Her facial features are asymmetrical and atypical, and her
limbs and joints are distorted and swollen in unnatural places. The most
looming oddities are the body parts that make her a woman and make women such
an object of obsession. Her breasts are splayed across her chest, nipples
pertly pointing in opposite directions. Her genitals are exposed, releasing
some sort of essence from within its folds. Her derrière is dislocated on her side,
spouting something else from between its cheeks. These substances discharging
from her body are ambiguous, because these secretions symbolize the true
essence of the fairer sex, which remains a mystery to man.

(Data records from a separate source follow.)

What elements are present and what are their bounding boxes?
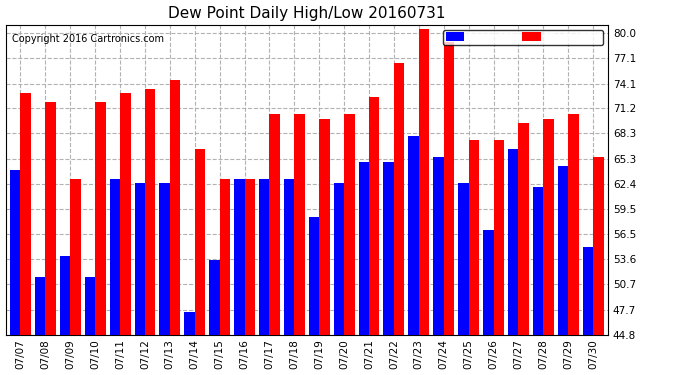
- Bar: [110, 179, 120, 375]
- Bar: [483, 230, 493, 375]
- Bar: [344, 114, 355, 375]
- Bar: [593, 158, 604, 375]
- Bar: [219, 179, 230, 375]
- Text: Copyright 2016 Cartronics.com: Copyright 2016 Cartronics.com: [12, 34, 164, 44]
- Bar: [518, 123, 529, 375]
- Bar: [444, 42, 454, 375]
- Bar: [159, 183, 170, 375]
- Bar: [234, 179, 244, 375]
- Bar: [394, 63, 404, 375]
- Bar: [270, 114, 280, 375]
- Bar: [469, 140, 479, 375]
- Bar: [384, 162, 394, 375]
- Bar: [135, 183, 145, 375]
- Bar: [184, 312, 195, 375]
- Bar: [533, 188, 543, 375]
- Bar: [582, 247, 593, 375]
- Bar: [170, 80, 180, 375]
- Bar: [85, 277, 95, 375]
- Bar: [458, 183, 469, 375]
- Bar: [433, 158, 444, 375]
- Bar: [95, 102, 106, 375]
- Bar: [35, 277, 46, 375]
- Bar: [568, 114, 579, 375]
- Bar: [46, 102, 56, 375]
- Bar: [359, 162, 369, 375]
- Bar: [60, 256, 70, 375]
- Bar: [493, 140, 504, 375]
- Bar: [209, 260, 219, 375]
- Bar: [558, 166, 568, 375]
- Bar: [70, 179, 81, 375]
- Bar: [543, 119, 554, 375]
- Bar: [21, 93, 31, 375]
- Bar: [508, 149, 518, 375]
- Bar: [195, 149, 205, 375]
- Bar: [334, 183, 344, 375]
- Bar: [120, 93, 130, 375]
- Bar: [408, 136, 419, 375]
- Bar: [145, 89, 155, 375]
- Bar: [259, 179, 270, 375]
- Bar: [419, 29, 429, 375]
- Legend: Low  (°F), High  (°F): Low (°F), High (°F): [443, 30, 603, 45]
- Bar: [309, 217, 319, 375]
- Title: Dew Point Daily High/Low 20160731: Dew Point Daily High/Low 20160731: [168, 6, 446, 21]
- Bar: [284, 179, 295, 375]
- Bar: [319, 119, 330, 375]
- Bar: [10, 170, 21, 375]
- Bar: [244, 179, 255, 375]
- Bar: [295, 114, 305, 375]
- Bar: [369, 98, 380, 375]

Louise Bourgeois - Woman in the Bathtub 1994 |
This woman’s face is round and plain with dots and strokes
for facial features. Her breasts are two perky crescents and her legs are two
knobby-kneed planks. She is average looking, but how she looks is not what is
most striking about the piece. This piece is, once again, about perspective. The
way a woman sees herself, in the mirror or in the water, looking up or looking
down, is nothing like what anyone else sees but it is everything to her and who
she is. The mirror tells women whether or not they’re having a good hair day,
how they butt looks in those jeans, and if they’re pretty or plain. The mirror
can make a woman vain or insane with insecurities; it can be our best friend
and worst enemy.
Today, we have mirror #selfies on Instagram; at home, at the
gym, at the mall, and in any restroom, there are girls finding every
opportunity to capture the perspective of a mirror through a camera for social
media. There are so many eyes or lenses through which a woman can view herself,
and with the growing culture of instantaneous media sharing, I could not help
but be fascinated by these two pieces. I am guilty of taking photographs of
myself, staring at myself in the mirror for too long, and being curious as to
how men see me. At the Tate Modern, I saw something relative to me but so much
bigger than me. Two artistic pieces, decades apart. Two gendered artists, one
subject. The female body is indisputably beautiful but boundless in
interpretations, and Picasso and Bourgeois provided evidence of that.